A Spanish company on Wednesday became North Carolina's largest biotechnology company and a major Triangle employer after its $4 billion takeover of Talecris Biotherapeutics won approval from U.S. antitrust regulators.
Grifols closed the deal, which was announced a year ago, and officials expect to begin the process of combining the two companies shortly.
Talecris employs more than 2,000 people in the Triangle, and Grifols has said it plans to slash $230 million in costs as its integrates the two companies. Any job cuts will likely hit harder at Talecris' Research Triangle Park headquarters, not at its massive drug-manufacturing facility in Clayton.
"They want to get some synergies and reduce costs," said John Putnam, an analyst who follows Talecris shares for Capstone Investments in SanDiego.
"You don't need a high-paid CEO to run a division of your company," Putnam said.
Indeed, Talecris CEO Lawrence Stern told employees at a meeting last week that he will step down once the deal closes.
Other executives also are expected to leave or get laid off as Grifols brings in its own managers.
But Grifols officials aren't disclosing much about what happens next. They didn't want to jump the gun on making integration plans before securing approval from the U.S. Federal Trade Commission and completing the acquisition.
"We'll provide more details as they become available," Talecris spokeswoman Becky Levine said.

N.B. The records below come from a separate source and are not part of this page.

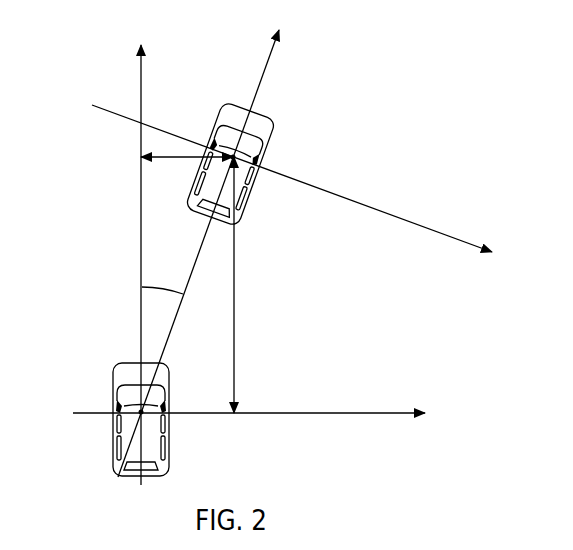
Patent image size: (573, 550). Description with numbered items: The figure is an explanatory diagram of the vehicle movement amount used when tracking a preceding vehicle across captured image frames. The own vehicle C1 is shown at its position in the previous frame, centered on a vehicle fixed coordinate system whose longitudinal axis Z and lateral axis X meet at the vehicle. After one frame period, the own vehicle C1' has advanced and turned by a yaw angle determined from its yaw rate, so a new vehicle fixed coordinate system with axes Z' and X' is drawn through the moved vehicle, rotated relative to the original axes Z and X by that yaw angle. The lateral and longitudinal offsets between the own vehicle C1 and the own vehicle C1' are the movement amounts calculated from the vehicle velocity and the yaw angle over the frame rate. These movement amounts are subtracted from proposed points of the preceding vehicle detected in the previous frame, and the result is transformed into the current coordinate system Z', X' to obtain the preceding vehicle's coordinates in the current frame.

The own vehicle C1 is at (109, 419).
The own vehicle C1' is at (268, 163).
The Z axis Z is at (125, 265).
The X axis X is at (249, 430).
The Z' axis Z' is at (198, 253).
The X' axis X' is at (292, 195).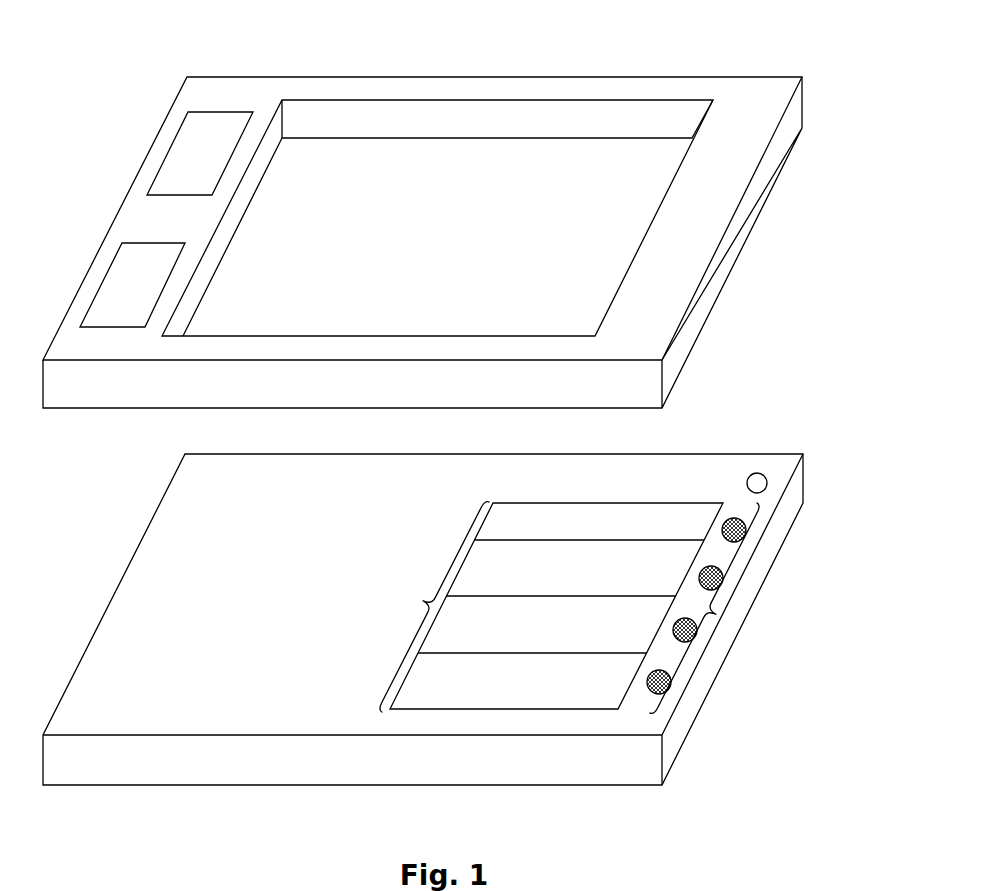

In an internal memo to Talecris employees Wednesday, CEO Victor Grifols said that he plans to meet with them next week.
"One of our immediate tasks is to change our mindset from being competitors to being colleagues," he wrote. "That means ... collaborating in new ways that will allow us to fully realize the benefits of our combined organization."
In a separate memo to Talecris workers Wednesday, Stern wrote that he thinks "there will be minimal redundancy across the organization," but he didn't rule out layoffs.
"In an ideal world no one would be impacted by the change, but we know in these type situations there is always some overlap," he wrote.
If Grifols phases out the Talecris brand, as expected, it will be the third name for the business in the past six years. In 2005, two investment firms bought Bayer's blood-plasma business and renamed it Talecris.
In September 2009, Talecris' stock made its Wall Street debut on the Nasdaq, in one of that year's biggest initial public offerings of stock. The shares, which began trading at $19 each, closed Tuesday at $28.80. Grifols new U.S. shares are expected to begin trading this morning.
The ownership changes also reflect the increasing globalization of business.
At the drug factory along U.S. 70 in Clayton, hundreds of Germans worked for years under Bayer, and they became part of the Johnston County community by playing in soccer leagues and more. Then Australia's CSL nearly bought the company in 2009.
Now Grifols is likely to bring in managers and other workers from Spain as it takes over.
Grifols and Talecris make medicine from blood plasma, used to treat a wide range of diseases, including hemophilia and various immune system deficiencies.
Buying Talecris gives Grifols, which has a large share of the market in Europe, a stronger foothold in North America.
Talecris' Clayton plant, which is in the middle of a multimillion-dollar expansion, is a key piece of Grifols' strategy.
Talecris announced a $270 million expansion in November 2009 that will create more than 250 jobs. State and local government officials promised the company tax breaks and other incentives worth as much as $20 million.
That financial assistance will transfer to Grifols if it continues to meet hiring and investment goals.
The union creates the world's third-largest maker of medicine from plasma, after Baxter International of Illinois and CSL of Australia. CSL's offer to buy Talecris was blocked in 2009 by the FTC, which was worried about consolidation leading to higher prices for medicine.
To win FTC approval, Grifols agreed to sell a smaller Talecris drug plant in New York, the rights to one of Talecris' drugs, and plasma-collection centers in Mobile, Ala., and Winston-Salem.
The FTC staff recommended approval of the deal last month, and Grifols announced early Wednesday that the full commission will sign off on it, after a 30-day public comment period.